Estava frio. Era um dia
soalheiro de verão, mas estava frio. Mais ninguém o sentia, apenas ela. Todos
os outros aproveitavam esta época insuportável. Insuportável, sim, para ela. O
Inverno era mais belo, com as suas chuvas e o frio. Esse frio, embora, estava
impossível longe daquele que ela sentia. Estranhamente, não sentia pelo corpo
todo, só no peito. No coração, mais precisamente. Um frio morto e gélido,
acompanhado por um aperto. O que causava isto era certo: a luz e o calor. Este
desconforto quase que se aproximava daquele da dor de cabeça que se avizinhava.
Quase. Havia soluções, umas mais cruas e bárbaras que outras. Uma era cortar. Já
não fazia há anos, mas a vontade sempre esteve presente, a roê-la por dentro, a
provocá-la com o seu riso metálico e doce, tão doce. Inapropriado. Álcool
também funcionava. A sobriedade não ajudava nestas situações e a embriaguez era
outra alternativa. Mas beber sozinha era apenas triste. Estava sozinha. Isso
era outro problema. Também não ajudava. A sua família, bem… já não restava
ninguém além dela; e a sua última relação tinha sido tudo menos saudável. Entre
a violência bruta e o ruído da sua mente a despedaçar, havia apenas tempo para
os comprimidos e os cortes. Já os fazia há anos. Mas durante essa relação a
situação tinha-se agravado…
Reviver o passado era
uma prática dolorosa, mas a mais eficiente, ou antes, aquela que todos
aceitavam visto que ninguém a podia impedir de o fazer. A linha de pensamentos
continuava…
Ela olhava-se ao
espelho, a sua face em ensopada estava.
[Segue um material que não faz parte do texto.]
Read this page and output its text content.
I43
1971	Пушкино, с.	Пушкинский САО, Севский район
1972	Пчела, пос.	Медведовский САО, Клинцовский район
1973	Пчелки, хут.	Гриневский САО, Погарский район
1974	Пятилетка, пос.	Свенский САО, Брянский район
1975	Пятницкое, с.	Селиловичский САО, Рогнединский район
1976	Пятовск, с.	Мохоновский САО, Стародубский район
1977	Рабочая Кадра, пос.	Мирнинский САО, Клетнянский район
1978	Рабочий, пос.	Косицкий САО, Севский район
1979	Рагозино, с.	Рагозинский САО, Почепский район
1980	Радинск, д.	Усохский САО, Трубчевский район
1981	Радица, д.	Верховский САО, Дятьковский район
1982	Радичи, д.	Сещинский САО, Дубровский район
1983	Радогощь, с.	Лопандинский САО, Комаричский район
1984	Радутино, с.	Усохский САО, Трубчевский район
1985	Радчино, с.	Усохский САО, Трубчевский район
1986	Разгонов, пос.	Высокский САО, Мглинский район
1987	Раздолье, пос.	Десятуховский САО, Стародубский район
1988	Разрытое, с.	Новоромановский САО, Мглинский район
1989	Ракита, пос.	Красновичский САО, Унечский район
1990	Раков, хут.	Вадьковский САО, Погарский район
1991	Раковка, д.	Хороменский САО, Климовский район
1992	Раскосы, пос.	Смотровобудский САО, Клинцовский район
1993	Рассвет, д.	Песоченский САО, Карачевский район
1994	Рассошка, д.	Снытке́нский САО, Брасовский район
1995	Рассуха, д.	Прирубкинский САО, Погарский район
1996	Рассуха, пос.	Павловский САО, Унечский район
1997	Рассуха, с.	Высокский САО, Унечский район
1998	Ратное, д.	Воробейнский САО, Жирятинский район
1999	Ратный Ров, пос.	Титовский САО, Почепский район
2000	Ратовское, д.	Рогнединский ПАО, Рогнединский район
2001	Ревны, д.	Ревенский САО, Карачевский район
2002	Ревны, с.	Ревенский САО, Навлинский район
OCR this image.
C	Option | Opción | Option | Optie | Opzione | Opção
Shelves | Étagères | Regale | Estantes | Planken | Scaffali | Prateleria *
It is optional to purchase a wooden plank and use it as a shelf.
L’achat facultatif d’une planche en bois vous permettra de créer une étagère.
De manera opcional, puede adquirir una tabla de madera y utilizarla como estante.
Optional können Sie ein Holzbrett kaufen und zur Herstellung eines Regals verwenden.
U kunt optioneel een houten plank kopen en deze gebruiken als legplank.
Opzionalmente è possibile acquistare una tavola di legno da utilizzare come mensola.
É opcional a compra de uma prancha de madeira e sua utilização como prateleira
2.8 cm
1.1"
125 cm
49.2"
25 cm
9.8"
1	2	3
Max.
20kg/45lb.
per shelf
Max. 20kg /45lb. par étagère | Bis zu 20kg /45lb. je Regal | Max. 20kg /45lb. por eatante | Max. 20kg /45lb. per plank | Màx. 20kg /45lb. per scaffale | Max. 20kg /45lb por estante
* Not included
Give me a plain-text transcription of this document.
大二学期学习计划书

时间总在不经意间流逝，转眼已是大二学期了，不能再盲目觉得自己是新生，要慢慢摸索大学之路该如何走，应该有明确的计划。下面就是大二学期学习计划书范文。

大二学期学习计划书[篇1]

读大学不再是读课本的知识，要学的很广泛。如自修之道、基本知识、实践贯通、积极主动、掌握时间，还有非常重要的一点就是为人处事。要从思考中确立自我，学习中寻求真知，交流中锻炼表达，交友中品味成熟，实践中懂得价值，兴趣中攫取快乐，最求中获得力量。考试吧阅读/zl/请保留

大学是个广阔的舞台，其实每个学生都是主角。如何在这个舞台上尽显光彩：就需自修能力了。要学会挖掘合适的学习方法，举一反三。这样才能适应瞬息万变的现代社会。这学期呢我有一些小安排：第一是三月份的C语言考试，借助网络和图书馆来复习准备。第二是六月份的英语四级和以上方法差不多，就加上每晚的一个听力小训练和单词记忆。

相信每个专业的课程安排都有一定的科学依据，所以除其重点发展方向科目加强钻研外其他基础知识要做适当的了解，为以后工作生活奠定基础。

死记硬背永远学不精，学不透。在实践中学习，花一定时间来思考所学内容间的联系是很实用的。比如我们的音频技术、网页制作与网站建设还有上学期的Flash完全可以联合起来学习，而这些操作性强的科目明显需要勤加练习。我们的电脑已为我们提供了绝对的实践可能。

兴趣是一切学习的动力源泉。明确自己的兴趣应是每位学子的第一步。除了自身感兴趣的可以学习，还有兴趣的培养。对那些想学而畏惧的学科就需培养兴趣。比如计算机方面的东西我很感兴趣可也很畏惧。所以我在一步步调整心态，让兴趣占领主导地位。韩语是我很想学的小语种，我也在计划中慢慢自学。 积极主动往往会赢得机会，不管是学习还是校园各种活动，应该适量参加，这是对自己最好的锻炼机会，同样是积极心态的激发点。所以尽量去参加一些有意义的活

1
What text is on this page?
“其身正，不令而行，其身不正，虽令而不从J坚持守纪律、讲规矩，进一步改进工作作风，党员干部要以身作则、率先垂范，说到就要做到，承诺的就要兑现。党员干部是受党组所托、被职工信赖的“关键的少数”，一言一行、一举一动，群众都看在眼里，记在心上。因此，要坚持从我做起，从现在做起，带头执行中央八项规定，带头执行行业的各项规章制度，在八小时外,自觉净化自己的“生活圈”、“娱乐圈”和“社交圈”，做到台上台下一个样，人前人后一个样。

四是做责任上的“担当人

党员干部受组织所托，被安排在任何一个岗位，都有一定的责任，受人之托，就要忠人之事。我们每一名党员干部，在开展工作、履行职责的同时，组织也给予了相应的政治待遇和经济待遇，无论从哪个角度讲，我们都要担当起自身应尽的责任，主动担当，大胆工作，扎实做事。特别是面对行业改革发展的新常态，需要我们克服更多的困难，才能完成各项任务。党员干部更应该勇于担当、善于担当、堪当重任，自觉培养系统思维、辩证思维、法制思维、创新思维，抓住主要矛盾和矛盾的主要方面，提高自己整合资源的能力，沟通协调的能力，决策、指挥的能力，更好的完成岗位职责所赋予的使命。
Estava a arder em febre. Finalmente. Há
talvez dois anos que não se sentia assim. Hoje sonharia… Não fosse a alucinação
que lhe aparecia no espelho. Pesadelos seja, era melhor que nada. Era uma cópia
perfeita dela, à exceção da sua pele sem qualquer marca, ou seu corpo que se
parecia manter sempre no peso ideal. O seu clone atormentava-a, apontando para
os seus braços com pequenos riscos e para o seu corpo esquelético. Mas o seu
lugar preferido eram os pulsos. Esses eram tão finos e deformados pelas várias
tentativas falhadas.
Embora a sua companhia fosse claramente
desagradável, era companhia e de entre todo aquele ódio que sentia por ela
existia uma réstia de gratidão. E sumiu-se. Não conseguia deixar de sentir
saudade. Saudade por alguém que não existia e, mesmo assim, não podia ser mais
real. Uma parte de si. A melhor parte de si.